В этот миг раздался выстрел из орудия, а затем удар колокола, возвещающий открытие церемонии похорон. На катафалк взошли трое генерал-адъютантов и трое флигель-адъютантов. Они с трудом подняли тяжелый гроб и медленно принялись спускать его вниз. Затем в такт траурному маршу вынесли гроб из собора и установили на траурную колесницу.

Катафалк окружило духовенство, обмахивая кадилами гроб, генералов и все окружающее пространство. Каждение продолжалось несколько минут, затем началась короткая лития, после которой под грохот пушек, стреляющих каждую минуту, и печальный перезвон колоколов траурная процессия тронулась по Невскому проспекту в сторону Петропавловской крепости.

Колесница, запряженная шестериком вороных лошадей, была окружена камер-юнкерами и пажами, несущими зажженные факелы, и цепью солдат из лейб-гвардии Семеновского полка. Впереди процессии шли лакеи, камер-лакеи, официанты и прочая подобная придворная публика. Далее вели двух лошадей императора Александра, бывших с ним в Таганроге.

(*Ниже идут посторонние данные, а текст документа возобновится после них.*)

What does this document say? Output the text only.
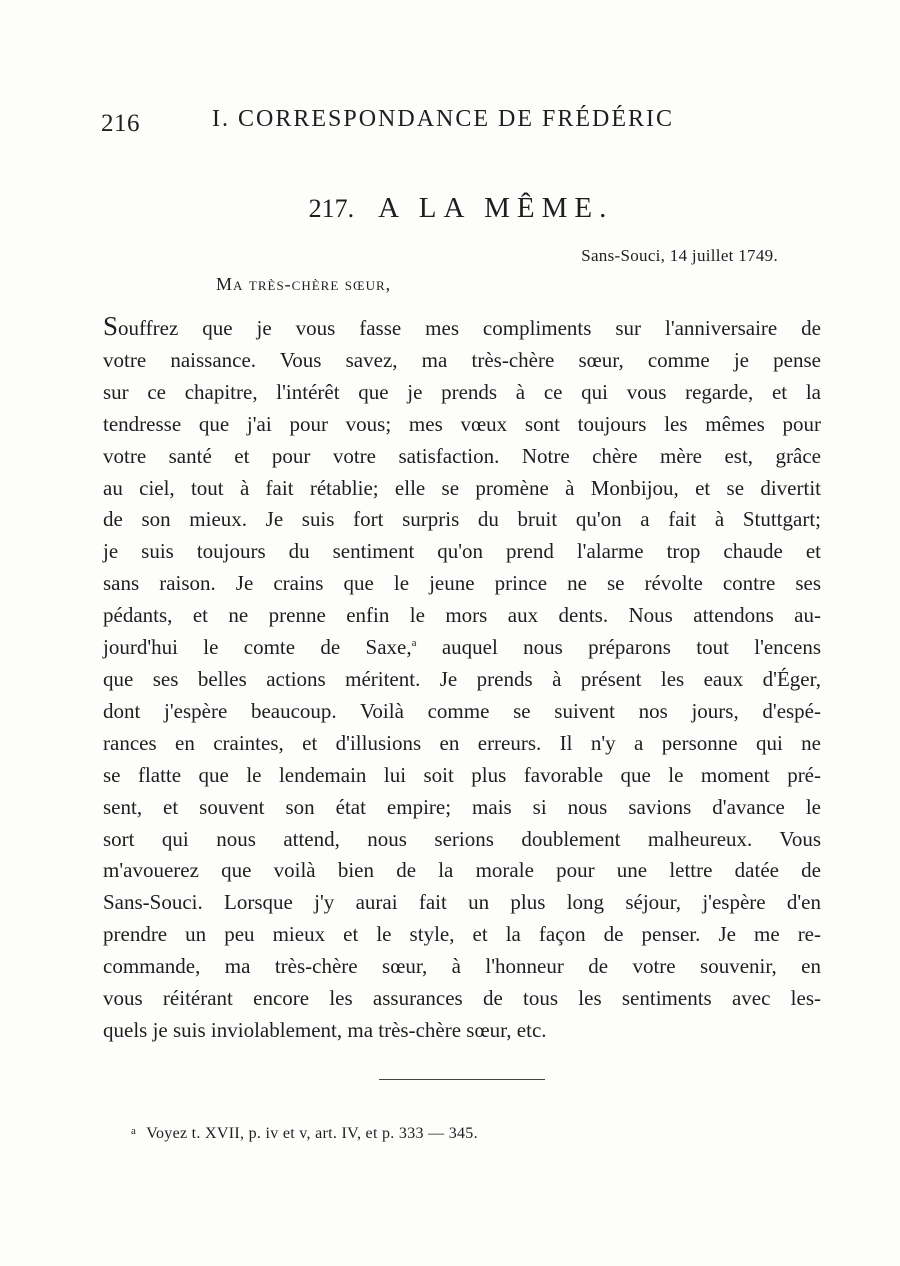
216	I. CORRESPONDANCE DE FRÉDÉRIC
217. A LA MÊME.
Sans-Souci, 14 juillet 1749.
Ma très-chère sœur,
Souffrez que je vous fasse mes compliments sur l'anniversaire de
votre naissance. Vous savez, ma très-chère sœur, comme je pense
sur ce chapitre, l'intérêt que je prends à ce qui vous regarde, et la
tendresse que j'ai pour vous; mes vœux sont toujours les mêmes pour
votre santé et pour votre satisfaction. Notre chère mère est, grâce
au ciel, tout à fait rétablie; elle se promène à Monbijou, et se divertit
de son mieux. Je suis fort surpris du bruit qu'on a fait à Stuttgart;
je suis toujours du sentiment qu'on prend l'alarme trop chaude et
sans raison. Je crains que le jeune prince ne se révolte contre ses
pédants, et ne prenne enfin le mors aux dents. Nous attendons au-
jourd'hui le comte de Saxe,$^a$ auquel nous préparons tout l'encens
que ses belles actions méritent. Je prends à présent les eaux d'Éger,
dont j'espère beaucoup. Voilà comme se suivent nos jours, d'espé-
rances en craintes, et d'illusions en erreurs. Il n'y a personne qui ne
se flatte que le lendemain lui soit plus favorable que le moment pré-
sent, et souvent son état empire; mais si nous savions d'avance le
sort qui nous attend, nous serions doublement malheureux. Vous
m'avouerez que voilà bien de la morale pour une lettre datée de
Sans-Souci. Lorsque j'y aurai fait un plus long séjour, j'espère d'en
prendre un peu mieux et le style, et la façon de penser. Je me re-
commande, ma très-chère sœur, à l'honneur de votre souvenir, en
vous réitérant encore les assurances de tous les sentiments avec les-
quels je suis inviolablement, ma très-chère sœur, etc.
$^a$ Voyez t. XVII, p. iv et v, art. IV, et p. 333 — 345.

Следом солдаты разных полков несли знамена российских провинций, царств и областей России, траурные знамена. За знаменосцами ехали верхом латники в золотых доспехах и шел строй латников в доспехах черных. За ними вели двух верховых лошадей, бывших с покойным в Париже и состоящих сейчас в Петербурге на почетном пансионе. Замыкали шествие делегации от различных разрядов жителей империи, среди которых была и делегация купечества с уже знакомыми нам Ананиевым и Антоновым.

Перед самой колесницей колыхались хоругви многочисленной делегации от духовенства. Дым от кадильниц густо окутывал расшитые серебром и золотом фелони и митры высших иерархов епархий и митрополий, белые и черные камилавки духовенства ранга пониже и скромные скуфейки служек и монахов, несших хоругви и знамена. Но двух иеромонахов, так нескромно подслушавших беседу неосторожных купцов, не было с ними.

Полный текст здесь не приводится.